It is now thirty-eight years since the formal establishment of CEP in 1981 in the city of Royaumont in France. In the decades since, CEP has grown as a strong network of probation bodies, institutions and individuals and has played a pivotal role in the development of community sanctions and measures not only in Europe, but also across the world. The important role and standing that CEP has achieved is a particular tribute to the vision, energy and commitment of the people who established it and led its early development. In recognition of their invaluable contribution to the development of CEP from the beginning, as the European network and organisation for probation organisations and interests, CEP appointed Breidge Gadd and Jürgen Mutz as Patrons of the organisation. CEP spoke to them about the establishment of the organisation and the development of probation in Europe since 1981.

How did you get involved in the start of CEP?

The first meeting was initiated by Nico van Zelst, Executive Director of the Dutch Association for Probation Work Institutions, says Jürgen Mutz. “He asked colleagues from Germany, Switzerland and the United Kingdom to join a probation work conference at European level. After some pre-talks in Bonn and Ulm, Germany, a conference was organised at the Castle of Reisensburg near Ulm in November 1980. Representatives of governmental and private organizations from14 European countries discussed the foundation of a permanent assembly.” In November 1981 at Royaumont, France, 50 delegates from 14 European countries have launched Conférence Permanente Européenne de la Probation. “The main concern according to the constitution was the promotion of international co-operation in the field of probation. Significant tasks were supposed to be: The exchange of information and experience, a documentation of legislation and practice of probation and the organization of workshops and other meetings for practitioners and persons bearing responsibility”.

Breidge Gadd was nominated by her boss, the Chief Probation Officer in Northern Ireland as a member of the UK delegation to attend the CEP meeting, in Royaumont. “At that time I was the Deputy Chief Probation Officer. I became the Chief Probation Officer in Northern Ireland in 2000. I was appointed to the first Board of CEP in 1981 and remained a board member until late 1990s. I attended most if not all of the Board and General Assembly meetings during that time.”

The two CEP Patrons remember the first meeting vividly. “In the beginning none of us was sure what this collection of individuals might achieve or how we might do it. At our first meeting we were a varied collection of very diverse people from a range of governmental and nongovernmental bodies, all from different positions (judges, and lawyers, probation practitioners, criminal justice policy maker’s administrators and academics) within our home organisations. The vision and commitment of a few amazing individuals from countries such as the Netherlands, Germany, France and Britain established a fledgling organisation with a draft constitution and articles of membership –and the new European Conference on Probation was given life. What we all had in common was a passionate commitment to establishing strengthening and developing the possibilities of community sanctions for offenders throughout Europe and for the synergy created by working together”, says Breidge Gadd.

What did probation in Europe look like when CEP was founded?
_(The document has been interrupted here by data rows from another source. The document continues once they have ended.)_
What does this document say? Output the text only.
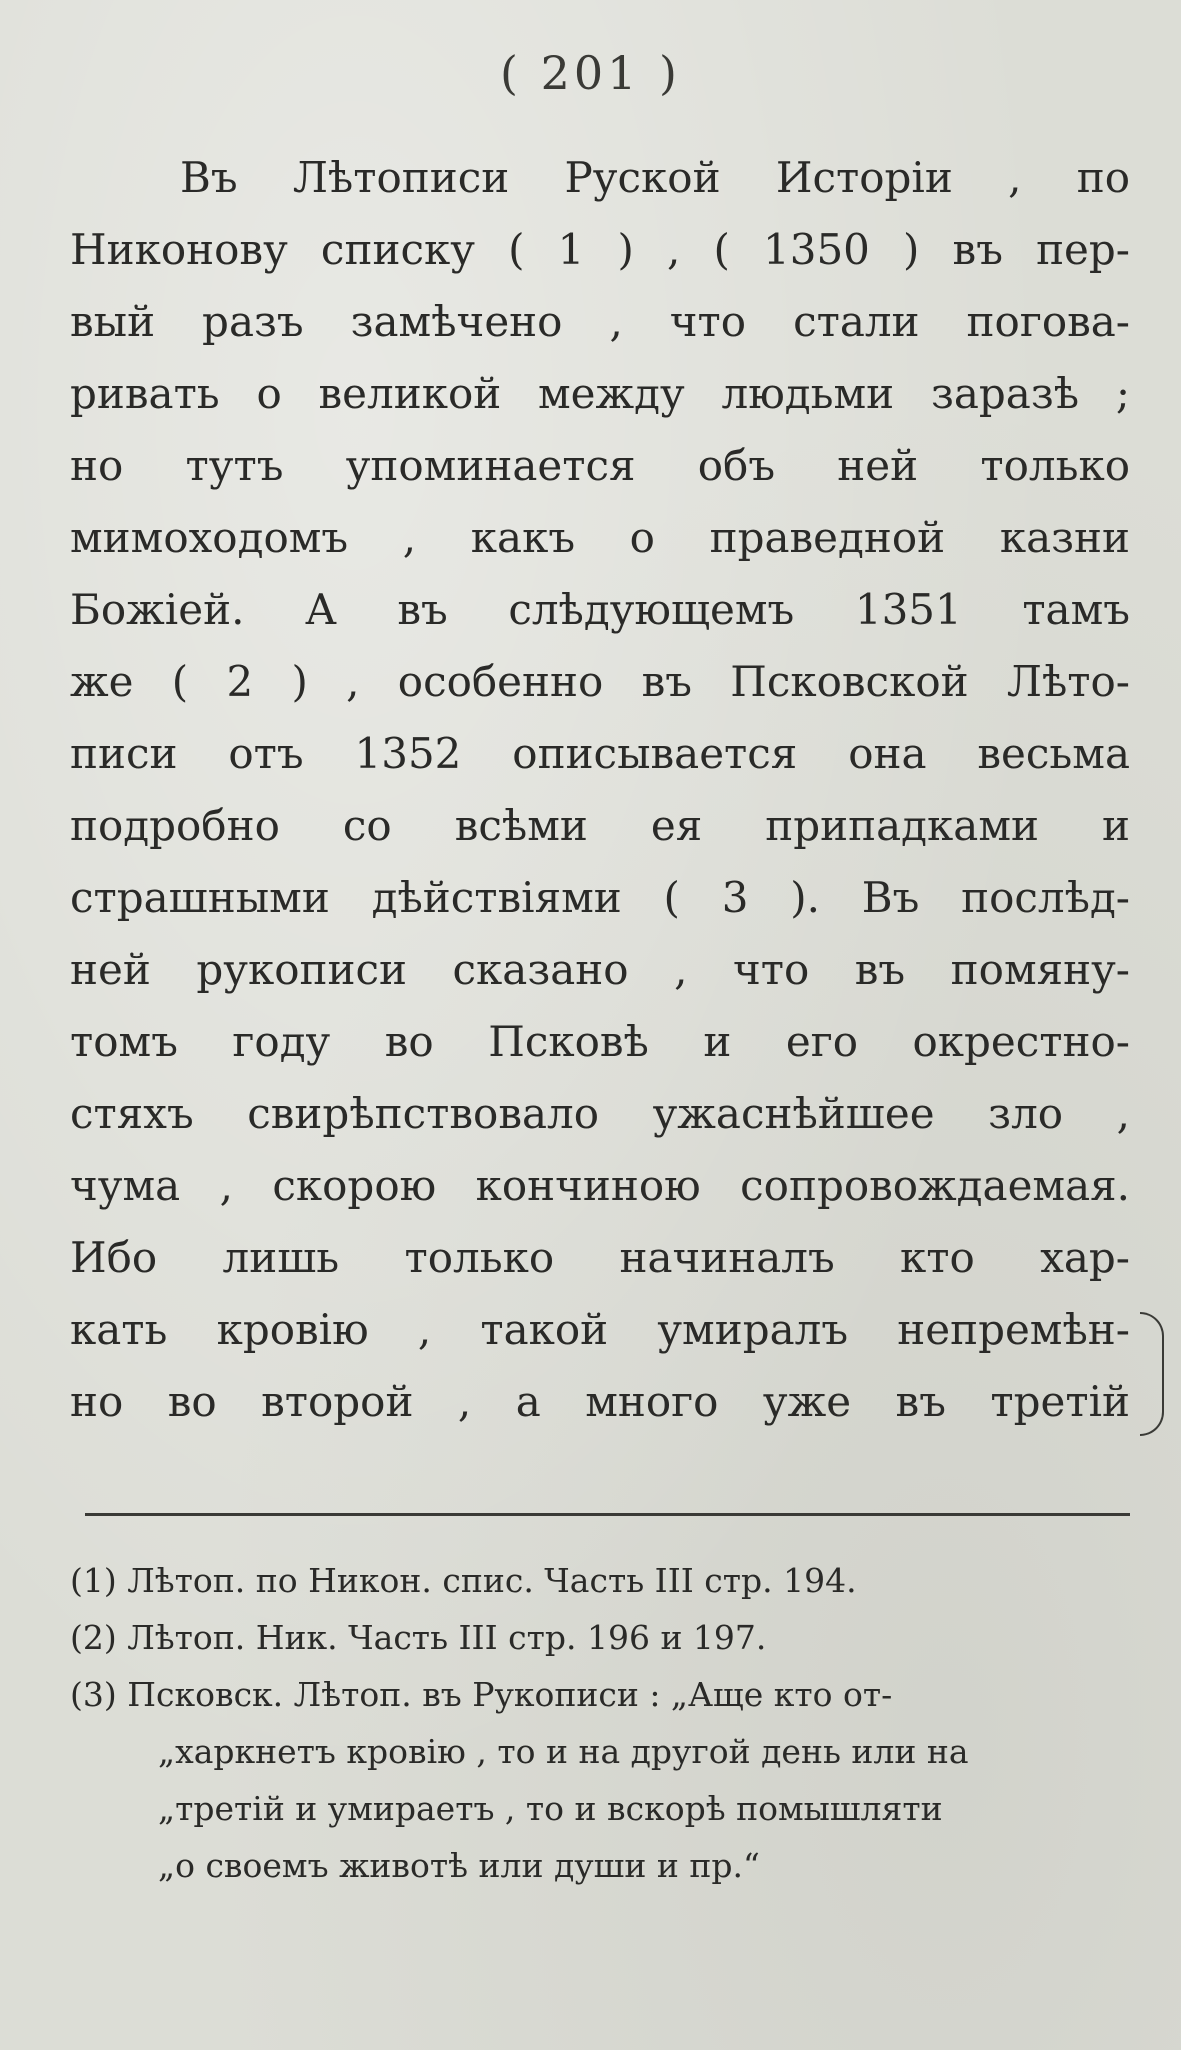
( 201 )
Въ Лѣтописи Руской Исторіи , по
Никонову списку ( 1 ) , ( 1350 ) въ пер-
вый разъ замѣчено , что стали погова-
ривать о великой между людьми заразѣ ;
но тутъ упоминается объ ней только
мимоходомъ , какъ о праведной казни
Божіей. А въ слѣдующемъ 1351 тамъ
же ( 2 ) , особенно въ Псковской Лѣто-
писи отъ 1352 описывается она весьма
подробно со всѣми ея припадками и
страшными дѣйствіями ( 3 ). Въ послѣд-
ней рукописи сказано , что въ помяну-
томъ году во Псковѣ и его окрестно-
стяхъ свирѣпствовало ужаснѣйшее зло ,
чума , скорою кончиною сопровождаемая.
Ибо лишь только начиналъ кто хар-
кать кровію , такой умиралъ непремѣн-
но во второй , а много уже въ третій
(1) Лѣтоп. по Никон. спис. Часть III стр. 194.
(2) Лѣтоп. Ник. Часть III стр. 196 и 197.
(3) Псковск. Лѣтоп. въ Рукописи : „Аще кто от-
„харкнетъ кровію , то и на другой день или на
„третій и умираетъ , то и вскорѣ помышляти
„о своемъ животѣ или души и пр.“
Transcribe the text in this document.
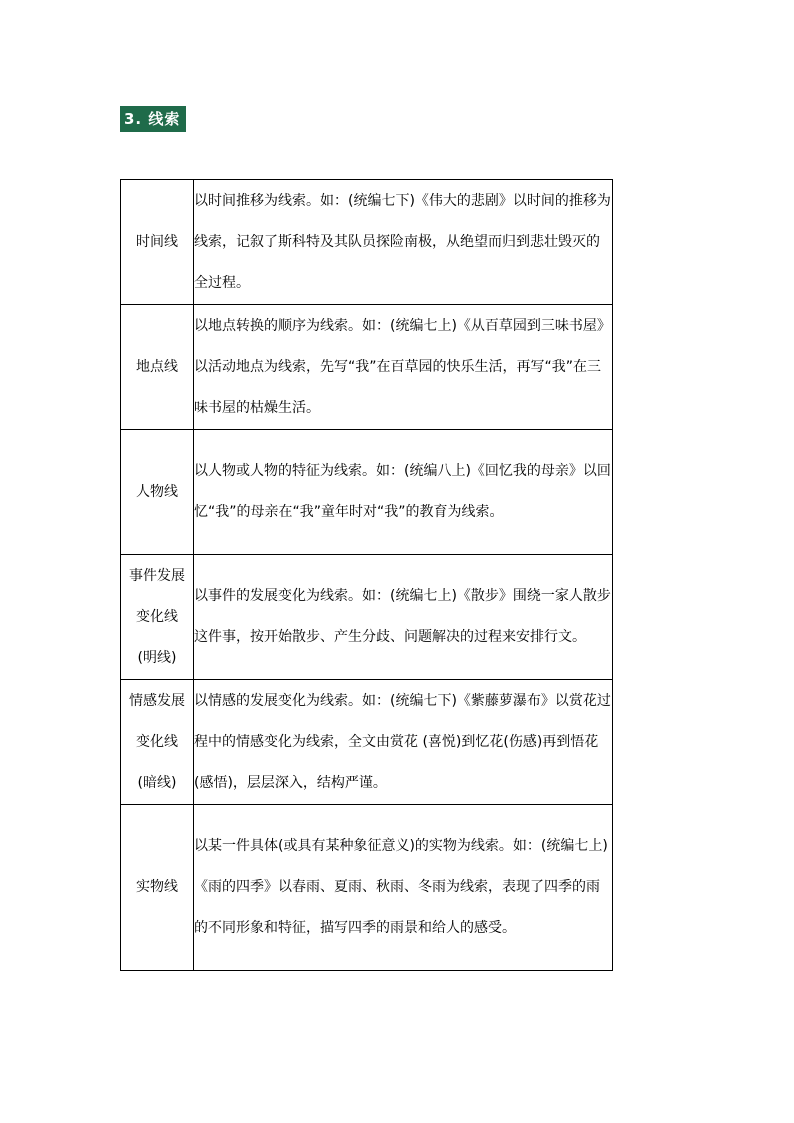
3. 线索
时间线	以时间推移为线索。如：(统编七下)《伟大的悲剧》以时间的推移为线索，记叙了斯科特及其队员探险南极，从绝望而归到悲壮毁灭的全过程。
地点线	以地点转换的顺序为线索。如：(统编七上)《从百草园到三味书屋》以活动地点为线索，先写“我”在百草园的快乐生活，再写“我”在三味书屋的枯燥生活。
人物线	以人物或人物的特征为线索。如：(统编八上)《回忆我的母亲》以回忆“我”的母亲在“我”童年时对“我”的教育为线索。
事件发展变化线(明线)	以事件的发展变化为线索。如：(统编七上)《散步》围绕一家人散步这件事，按开始散步、产生分歧、问题解决的过程来安排行文。
情感发展变化线(暗线)	以情感的发展变化为线索。如：(统编七下)《紫藤萝瀑布》以赏花过程中的情感变化为线索，全文由赏花 (喜悦)到忆花(伤感)再到悟花(感悟)，层层深入，结构严谨。
实物线	以某一件具体(或具有某种象征意义)的实物为线索。如：(统编七上)《雨的四季》以春雨、夏雨、秋雨、冬雨为线索，表现了四季的雨的不同形象和特征，描写四季的雨景和给人的感受。
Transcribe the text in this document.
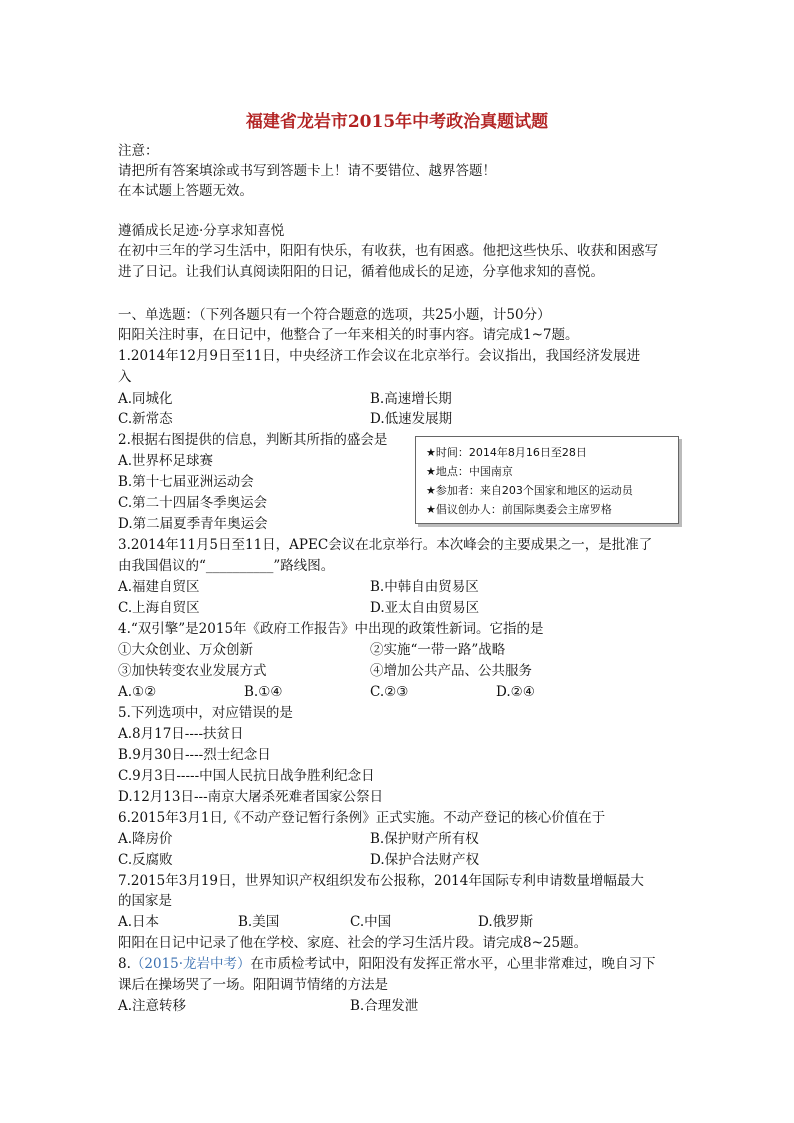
福建省龙岩市2015年中考政治真题试题
注意：
请把所有答案填涂或书写到答题卡上！请不要错位、越界答题！
在本试题上答题无效。
遵循成长足迹·分享求知喜悦
在初中三年的学习生活中，阳阳有快乐，有收获，也有困惑。他把这些快乐、收获和困惑写
进了日记。让我们认真阅读阳阳的日记，循着他成长的足迹，分享他求知的喜悦。
一、单选题：（下列各题只有一个符合题意的选项，共25小题，计50分）
阳阳关注时事，在日记中，他整合了一年来相关的时事内容。请完成1~7题。
1.2014年12月9日至11日，中央经济工作会议在北京举行。会议指出，我国经济发展进
入
A.同城化	B.高速增长期
C.新常态	D.低速发展期
2.根据右图提供的信息，判断其所指的盛会是
A.世界杯足球赛
B.第十七届亚洲运动会
C.第二十四届冬季奥运会
D.第二届夏季青年奥运会
★时间：2014年8月16日至28日
★地点：中国南京
★参加者：来自203个国家和地区的运动员
★倡议创办人：前国际奥委会主席罗格
3.2014年11月5日至11日，APEC会议在北京举行。本次峰会的主要成果之一，是批准了
由我国倡议的“__________”路线图。
A.福建自贸区	B.中韩自由贸易区
C.上海自贸区	D.亚太自由贸易区
4.“双引擎”是2015年《政府工作报告》中出现的政策性新词。它指的是
①大众创业、万众创新	②实施“一带一路”战略
③加快转变农业发展方式	④增加公共产品、公共服务
A.①②	B.①④	C.②③	D.②④
5.下列选项中，对应错误的是
A.8月17日----扶贫日
B.9月30日----烈士纪念日
C.9月3日-----中国人民抗日战争胜利纪念日
D.12月13日---南京大屠杀死难者国家公祭日
6.2015年3月1日,《不动产登记暂行条例》正式实施。不动产登记的核心价值在于
A.降房价	B.保护财产所有权
C.反腐败	D.保护合法财产权
7.2015年3月19日，世界知识产权组织发布公报称，2014年国际专利申请数量增幅最大
的国家是
A.日本	B.美国	C.中国	D.俄罗斯
阳阳在日记中记录了他在学校、家庭、社会的学习生活片段。请完成8~25题。
8.（2015·龙岩中考）在市质检考试中，阳阳没有发挥正常水平，心里非常难过，晚自习下
课后在操场哭了一场。阳阳调节情绪的方法是
A.注意转移	B.合理发泄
Were countries cooperating with each other already?

“Remember at that time travel to and between countries especially from West to East and from islands to mainland was not as easy or as inexpensive as it is today”, says Breidge Gadd. “Most of the participants in those early days, (except those involved already with the Council of Europe) only knew about other probation services through reading academic research in books or published papers. Countries with common borders by necessity tended to co-operate more closely, but prior to the establishment of the CEP there was no European forum for planned sharing of ideas, and practices with regard to probation and community sanctions. So the opportunity to listen, learn discover from practitioners policy makers and academics from other countries was new, energising and exciting.”

What are your views on the current state of European probation?

Jürgen Mutz welcomes the development of probation in the course of the past decades. “Probation has expended and has met the requirements of the constant social change in Europe. Other than imprisonment, alternative ways in dealing with delinquent behaviour cover a wide field of activities. Community service, pre-trial reports, electronic monitoring, victim-offender-reconciliation, mediation, restorative justice are some keywords in this respect. They stand for the opening of the criminal justice system in favour of a strong influence of social policy.”

What do you think of the developments CEP went through since the start?

Breidge Gadd is delighted at the way CEP has developed and grown over the years. “CEP became a major player in influencing practice throughout Europe but also academic study and European penal policy. It will always be a tough challenge to persuade governments to invest in rehabilitation instead of only punishment. And in this increasingly punitive society a strong fearless voice of CEP evidence based, professional and confident is needed as much if not more than ever within Europe.”

“It is most important, to remain true to CEP’s principles, even if the public or published opinion and some vociferous politicians again and again demand more severe punishment and imprisonment. When we started the organisation in the eighties we were hoping for success. Today, 38 years later, we can say, that the project has become a complete success – thanks to all persons who have contributed towards CEP’s development: Board members, representatives of member countries and national organizations, those who have worked in conferences, seminars and workshops and, last but not least, the staff members at the secretariat”, concludes Jürgen Mutz.